Figure 6.. Loss of Blimp1 or Id2 impairs early CD4⁺ T_RM differentiation.

(A) Representative histograms of Blimp1-YFP expression by SMARTA CD4⁺ T cells from spleen, mLN, and SI on day 7 or 21 following LCMV-Arm infection. (B) Quantification of Blimp-YFP⁺ cells of total SMARTA CD4⁺ T cells in indicated tissues. (C) Representative flow plots showing the frequency of WT and Blimp1-KO SMARTA CD4⁺ T cells in indicated tissues at specific time points. (D) Quantification of the frequency of WT and Blimp1-KO of total SMARTA CD4⁺ T cell population. (E) Representative flow plots of Id2-YFP and Id3-GFP expression by SMARTA CD4⁺ T cells from SPL, mLN, and SI on day 7 or 21 of infection. (F) Quantification of the frequency of Id2-YFP⁺ or ID2-YFP⁺Id3-GFP⁺ cells of total SMARTA CD4⁺ T cells. (G) Representative flow plots comparing the frequency of WT and Id2-KO SMARTA CD4⁺ T cells in indicated tissues at specific time points. (H) Quantification of the frequency of WT and Id2-KO of total SMARTA CD4⁺ T cell population. Numbers in flow plots or histograms indicate percent of cells in corresponding gate. (I) Ratio of number of SMARTA T_H1 or T_FH cells recovered at day 8 of infection (day 5 post-transfer) compared to number of SMARTA T_H1 or T_FH cells transferred at day 6 of infection. Data are representative (A,C,E,G) or cumulative (B,D,F,H,I) of 2–4 experiments with n=2–4 mice per experiments. Graphs show mean ± SD; *p < 0.05, ** p<0.01, *** p<0.001, ****p< 0.0001. One way ANOVA (B, D, F, H) or paired t-test (I) was performed for statistical significance.

Figure 7.. Loss of Bcl6 at day 7 enhances the T_RM differentiation program.

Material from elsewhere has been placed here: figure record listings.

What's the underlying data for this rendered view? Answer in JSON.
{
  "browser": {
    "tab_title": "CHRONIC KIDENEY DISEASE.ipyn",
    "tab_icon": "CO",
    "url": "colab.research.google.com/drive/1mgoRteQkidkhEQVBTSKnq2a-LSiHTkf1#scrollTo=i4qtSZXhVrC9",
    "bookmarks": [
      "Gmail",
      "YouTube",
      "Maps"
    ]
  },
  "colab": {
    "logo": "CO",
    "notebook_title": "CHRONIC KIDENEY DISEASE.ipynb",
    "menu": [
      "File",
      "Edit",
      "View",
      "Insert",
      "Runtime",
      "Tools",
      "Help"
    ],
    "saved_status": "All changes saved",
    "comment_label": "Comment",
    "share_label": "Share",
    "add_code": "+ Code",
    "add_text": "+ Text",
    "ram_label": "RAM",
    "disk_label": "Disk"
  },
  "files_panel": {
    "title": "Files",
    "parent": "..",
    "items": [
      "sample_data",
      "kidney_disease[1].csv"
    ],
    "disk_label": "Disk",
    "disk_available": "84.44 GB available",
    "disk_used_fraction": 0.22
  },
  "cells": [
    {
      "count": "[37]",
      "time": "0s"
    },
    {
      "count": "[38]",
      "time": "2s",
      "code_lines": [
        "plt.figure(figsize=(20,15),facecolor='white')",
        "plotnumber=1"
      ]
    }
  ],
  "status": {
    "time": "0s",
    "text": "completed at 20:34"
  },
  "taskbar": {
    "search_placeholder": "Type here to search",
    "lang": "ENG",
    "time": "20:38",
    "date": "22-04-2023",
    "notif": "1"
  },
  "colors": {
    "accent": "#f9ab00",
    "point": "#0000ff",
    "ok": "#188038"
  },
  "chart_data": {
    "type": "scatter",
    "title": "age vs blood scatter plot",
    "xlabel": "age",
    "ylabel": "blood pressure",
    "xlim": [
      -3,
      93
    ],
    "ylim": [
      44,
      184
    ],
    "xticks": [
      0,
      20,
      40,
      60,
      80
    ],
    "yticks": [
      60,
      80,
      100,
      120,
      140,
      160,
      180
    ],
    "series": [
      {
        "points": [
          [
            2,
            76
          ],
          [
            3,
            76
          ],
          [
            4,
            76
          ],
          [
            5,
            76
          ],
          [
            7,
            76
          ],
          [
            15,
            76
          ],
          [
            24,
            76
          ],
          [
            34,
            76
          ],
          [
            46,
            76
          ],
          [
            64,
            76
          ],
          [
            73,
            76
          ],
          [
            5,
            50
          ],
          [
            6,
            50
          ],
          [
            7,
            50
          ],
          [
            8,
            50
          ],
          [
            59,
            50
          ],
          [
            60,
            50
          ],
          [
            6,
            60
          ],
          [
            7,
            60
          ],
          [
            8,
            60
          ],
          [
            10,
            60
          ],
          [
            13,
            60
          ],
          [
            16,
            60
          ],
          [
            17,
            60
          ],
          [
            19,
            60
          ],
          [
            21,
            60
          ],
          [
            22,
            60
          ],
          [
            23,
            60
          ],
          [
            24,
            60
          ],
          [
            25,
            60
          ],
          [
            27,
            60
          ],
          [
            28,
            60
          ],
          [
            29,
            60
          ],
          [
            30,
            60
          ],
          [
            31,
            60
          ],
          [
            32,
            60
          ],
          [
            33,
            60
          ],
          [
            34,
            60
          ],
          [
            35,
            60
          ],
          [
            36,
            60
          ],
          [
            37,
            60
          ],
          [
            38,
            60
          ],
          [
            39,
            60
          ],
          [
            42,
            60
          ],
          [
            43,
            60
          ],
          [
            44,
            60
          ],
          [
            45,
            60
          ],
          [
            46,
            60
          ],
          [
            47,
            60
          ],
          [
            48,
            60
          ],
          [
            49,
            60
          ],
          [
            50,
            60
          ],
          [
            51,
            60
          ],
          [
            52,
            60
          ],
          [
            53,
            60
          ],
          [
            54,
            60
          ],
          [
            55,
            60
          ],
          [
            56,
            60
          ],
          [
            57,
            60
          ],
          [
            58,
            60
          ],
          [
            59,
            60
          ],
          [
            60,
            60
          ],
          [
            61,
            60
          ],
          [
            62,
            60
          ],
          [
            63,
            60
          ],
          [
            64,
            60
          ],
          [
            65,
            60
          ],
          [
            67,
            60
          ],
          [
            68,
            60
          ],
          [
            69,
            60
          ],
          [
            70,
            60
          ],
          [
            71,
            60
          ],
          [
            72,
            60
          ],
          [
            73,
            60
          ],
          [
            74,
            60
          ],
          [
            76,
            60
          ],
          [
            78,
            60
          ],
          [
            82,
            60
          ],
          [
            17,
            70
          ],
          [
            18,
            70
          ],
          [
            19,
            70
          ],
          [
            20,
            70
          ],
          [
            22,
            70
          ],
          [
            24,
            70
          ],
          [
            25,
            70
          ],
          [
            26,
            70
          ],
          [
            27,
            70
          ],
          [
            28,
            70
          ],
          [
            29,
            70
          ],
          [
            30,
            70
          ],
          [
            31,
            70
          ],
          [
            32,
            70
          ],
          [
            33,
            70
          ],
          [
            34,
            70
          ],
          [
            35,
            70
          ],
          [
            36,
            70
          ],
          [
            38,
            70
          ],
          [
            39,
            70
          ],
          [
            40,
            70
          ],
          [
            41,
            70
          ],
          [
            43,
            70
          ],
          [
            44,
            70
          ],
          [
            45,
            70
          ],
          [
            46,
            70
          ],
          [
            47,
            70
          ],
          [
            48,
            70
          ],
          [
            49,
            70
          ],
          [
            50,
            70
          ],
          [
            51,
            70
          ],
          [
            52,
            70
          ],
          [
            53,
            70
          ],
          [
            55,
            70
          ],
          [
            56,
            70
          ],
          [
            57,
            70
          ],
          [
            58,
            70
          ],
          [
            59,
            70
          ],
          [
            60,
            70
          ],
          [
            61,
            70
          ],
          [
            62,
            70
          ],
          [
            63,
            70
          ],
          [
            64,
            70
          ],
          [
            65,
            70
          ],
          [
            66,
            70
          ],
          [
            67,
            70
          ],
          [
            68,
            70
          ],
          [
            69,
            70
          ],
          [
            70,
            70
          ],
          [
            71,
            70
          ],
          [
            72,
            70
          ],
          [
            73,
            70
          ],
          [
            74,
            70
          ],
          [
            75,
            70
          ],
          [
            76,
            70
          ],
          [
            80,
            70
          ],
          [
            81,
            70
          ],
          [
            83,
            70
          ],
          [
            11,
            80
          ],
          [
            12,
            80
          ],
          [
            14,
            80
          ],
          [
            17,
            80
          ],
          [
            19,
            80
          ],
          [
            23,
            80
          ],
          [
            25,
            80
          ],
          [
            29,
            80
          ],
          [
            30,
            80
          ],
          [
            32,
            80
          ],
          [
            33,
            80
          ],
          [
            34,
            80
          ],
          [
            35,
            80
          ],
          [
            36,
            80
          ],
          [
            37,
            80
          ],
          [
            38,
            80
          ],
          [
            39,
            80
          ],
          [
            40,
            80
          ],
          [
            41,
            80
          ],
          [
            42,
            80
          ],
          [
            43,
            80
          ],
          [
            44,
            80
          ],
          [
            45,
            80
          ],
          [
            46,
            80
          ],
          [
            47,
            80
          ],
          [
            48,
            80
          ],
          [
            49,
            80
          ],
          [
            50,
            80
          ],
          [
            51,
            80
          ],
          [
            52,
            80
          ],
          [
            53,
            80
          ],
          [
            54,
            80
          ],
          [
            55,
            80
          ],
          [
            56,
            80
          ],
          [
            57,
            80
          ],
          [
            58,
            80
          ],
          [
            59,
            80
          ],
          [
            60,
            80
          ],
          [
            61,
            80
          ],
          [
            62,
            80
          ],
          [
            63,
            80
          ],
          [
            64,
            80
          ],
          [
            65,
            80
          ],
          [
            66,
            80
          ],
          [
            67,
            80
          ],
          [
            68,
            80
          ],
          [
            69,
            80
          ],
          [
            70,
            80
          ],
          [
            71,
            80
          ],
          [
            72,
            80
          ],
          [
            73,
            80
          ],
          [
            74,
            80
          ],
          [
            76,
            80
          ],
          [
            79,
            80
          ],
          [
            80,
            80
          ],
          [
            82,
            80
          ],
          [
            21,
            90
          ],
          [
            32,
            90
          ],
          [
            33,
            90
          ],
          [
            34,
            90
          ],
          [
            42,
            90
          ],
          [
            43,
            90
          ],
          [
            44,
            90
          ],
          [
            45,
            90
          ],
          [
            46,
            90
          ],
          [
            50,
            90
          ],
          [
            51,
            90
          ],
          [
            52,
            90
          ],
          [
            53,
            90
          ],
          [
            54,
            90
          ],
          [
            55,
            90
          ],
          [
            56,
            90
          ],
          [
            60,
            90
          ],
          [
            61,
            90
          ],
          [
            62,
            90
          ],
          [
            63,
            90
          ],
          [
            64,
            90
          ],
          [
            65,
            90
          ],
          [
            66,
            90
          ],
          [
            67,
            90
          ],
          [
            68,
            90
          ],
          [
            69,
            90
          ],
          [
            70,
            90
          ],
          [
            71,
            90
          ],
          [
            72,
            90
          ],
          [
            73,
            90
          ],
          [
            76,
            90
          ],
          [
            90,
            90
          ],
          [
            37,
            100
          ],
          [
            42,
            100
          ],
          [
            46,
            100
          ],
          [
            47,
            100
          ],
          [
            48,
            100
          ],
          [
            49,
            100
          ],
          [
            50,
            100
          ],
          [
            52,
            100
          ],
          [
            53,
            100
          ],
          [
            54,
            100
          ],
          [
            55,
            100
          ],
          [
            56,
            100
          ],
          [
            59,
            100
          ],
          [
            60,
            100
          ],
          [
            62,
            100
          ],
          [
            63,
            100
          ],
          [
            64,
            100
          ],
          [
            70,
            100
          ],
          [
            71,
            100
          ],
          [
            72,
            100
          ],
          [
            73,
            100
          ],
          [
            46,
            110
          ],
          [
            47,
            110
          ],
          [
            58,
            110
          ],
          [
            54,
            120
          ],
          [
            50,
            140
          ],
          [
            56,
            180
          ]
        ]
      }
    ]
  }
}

(A) Representative flow plots showing the frequency of WT and Bcl6-KO SMARTA CD4⁺ T cells in indicated tissues at specific time of infection. (B) Quantification of the frequency of WT and Bcl6-KO of total SMARTA CD4⁺ T cell population. (C,D) Bulk RNAseq of WT and Bcl6-KO SMARTA CD4⁺ T cells from SPL and SI, harvested at day 7 of LCMV-Arm infection. (C) Principal component analysis (PCA) of RNAseq data. (D) Gene enrichment analysis (GSEA) of indicated gene signatures in day 7 RNAseq data. (E-F) Single-cell RNAseq analysis of WT and Bcl6-KO SMARTA CD4⁺ T cells from SPL and SI, harvested at day 7 and 21 of LCMV-Arm infection. Violin plots showing relative enrichment of indicated gene signature (E) or relative gene expression of indicated gene (F). Data are representative (A), or cumulative (B-F) of 3 experiments with n=2–4 mice (A-B) or 2–3 replicates of cells pooled from 5–12 mice per replicate (C-F). Graphs show mean ± SD; *p < 0.05, ** p<0.01, *** p<0.001, ****p<0.0001. One way ANOVA was performed for statistical significance (B).